Opinion: Why is your English so good?
Evaluating classism behind standardized English proficiency tests
This article is an opinion piece and does not necessarily reflect the views of The Eagle and its staff.
As a Filipino international student residing in the U.S., I developed some morbid humor about being educated by my people’s colonizers. I almost laugh when I think about the pressure I grew up with to speak proper English at all times. Meanwhile, many of the native English speakers I’ve met since flying in still mix up “they’re,” “their” and “there.”
Nothing makes my blood boil more than being told, “Your English is so good!” Of course, it is. It needed to be. If I weren’t proficient in English, my application to graduate school would have never been considered.

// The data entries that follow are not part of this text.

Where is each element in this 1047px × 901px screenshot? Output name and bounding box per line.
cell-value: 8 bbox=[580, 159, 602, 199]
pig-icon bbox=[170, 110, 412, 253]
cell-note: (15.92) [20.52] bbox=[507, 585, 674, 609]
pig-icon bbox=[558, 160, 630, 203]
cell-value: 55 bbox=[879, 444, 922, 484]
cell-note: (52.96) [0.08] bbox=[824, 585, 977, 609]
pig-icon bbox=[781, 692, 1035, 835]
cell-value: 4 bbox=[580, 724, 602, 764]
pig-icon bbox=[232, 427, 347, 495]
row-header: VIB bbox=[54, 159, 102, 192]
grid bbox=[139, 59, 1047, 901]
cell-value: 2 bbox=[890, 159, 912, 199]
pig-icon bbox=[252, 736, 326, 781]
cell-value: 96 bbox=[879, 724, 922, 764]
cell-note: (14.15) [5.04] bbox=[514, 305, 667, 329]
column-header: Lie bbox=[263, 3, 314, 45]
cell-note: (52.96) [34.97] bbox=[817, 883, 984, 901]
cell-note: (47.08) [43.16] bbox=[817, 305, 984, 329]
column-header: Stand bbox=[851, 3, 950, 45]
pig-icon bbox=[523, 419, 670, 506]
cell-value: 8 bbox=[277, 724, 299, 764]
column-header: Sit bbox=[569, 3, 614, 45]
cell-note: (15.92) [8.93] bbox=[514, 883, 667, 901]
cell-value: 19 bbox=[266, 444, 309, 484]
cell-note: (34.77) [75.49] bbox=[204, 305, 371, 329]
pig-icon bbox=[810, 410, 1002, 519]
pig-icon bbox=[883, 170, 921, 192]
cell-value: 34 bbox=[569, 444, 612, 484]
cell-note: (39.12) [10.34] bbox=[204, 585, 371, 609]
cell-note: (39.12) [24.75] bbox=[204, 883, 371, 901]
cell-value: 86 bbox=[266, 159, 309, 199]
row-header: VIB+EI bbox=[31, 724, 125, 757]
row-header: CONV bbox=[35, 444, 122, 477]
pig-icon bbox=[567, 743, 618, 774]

At American University, only 12 percent of graduate students and 9 percent of undergraduate students enrolled in the fall 2021 semester are international students. One of AU’s requirements from international applicants is a test score from expensive, globally-recognized English proficiency exams like the Test of English as Foreign Language or the International English Language Testing System.
Thankfully, AU provides exemptions for applicants from certain countries, including the Philippines. Instead of TOEFL and IELTS test scores, I had to request a certificate from my undergraduate registrar saying that I was taught in English, a simple paper that cost less than $6. This saved me from spending at least $225 to take a test that proves I can speak English. If AU required me to do so, I would have given up my application from the start. There’s no way I’m paying to prove I can speak English.
For developing countries, English fluency is a sign of privilege. Sophie Zuluaga, a graduate at the Ateneo de Manila University in the Philippines, grew up speaking English because, like many middle to upper-middle-class families, their parents believed it would give their children an advantage in the future. From a young age, Zuluaga was enrolled in private schools known for producing confident English speakers.
“Being an English speaker in the Philippines means you’re doing better than everyone else,” Zuluaga said. “Sheltered, even.”
The Philippines has two national languages: Filipino and English, owed to our American colonizers. While English is a mandatory subject in Filipino schools, it’s a common assumption that decent English speakers usually come from expensive private schools.
Of course, especially for developing countries like the Philippines, private education is a privilege most cannot afford. Being able to speak English is a status symbol. Tests like the TOEFL and the IELTS magnify the huge divide between classes — from the test price to the cost of quality education needed to pass. It reinforces the idea that only the rich can get good career opportunities because they have English skills.
“There is a lot of pressure to speak better English,” said Zuluaga, who works for a multinational company. “The prejudice from our English-speaking clients is very apparent, especially if you have a thick Filipino accent or worse, broken English. At its core, it really is a poverty issue.”
When there is pressure to excel in English to show academic and professional competence, what happens to those with the potential to excel but lack funds? Seeking better opportunities abroad becomes a steeper competition.
Public education in developing countries would produce globally-competitive graduates in a better world. English proficiency wouldn’t be a status symbol. Lower-income families wouldn’t have to scrape the bottom of the jar to ensure their child’s future in a system that’s already rigged to benefit the rich.
But that is not our world.
Are the TOEFL and IELTS still worth their price if they alienate lower-income students? Are they accurate measures of English proficiency? Higher education institutions should reevaluate the affordability of international applications and consider alternatives. No student should be deprived of better opportunities just because they don’t have the money to do so, especially if they need to pay to prove they can speak English just as well as their colonizers.
“Wow, your English is so good! I can barely hear your accent!”
That’s not the compliment people think it is. I don’t want to hear surprise and amazement. I don’t need to feel like my value is based on how “American” I sound. I’m sick of it and so are the rest of us.
Cieryl Sardool is a second-year graduate student in the School of Public Affairs.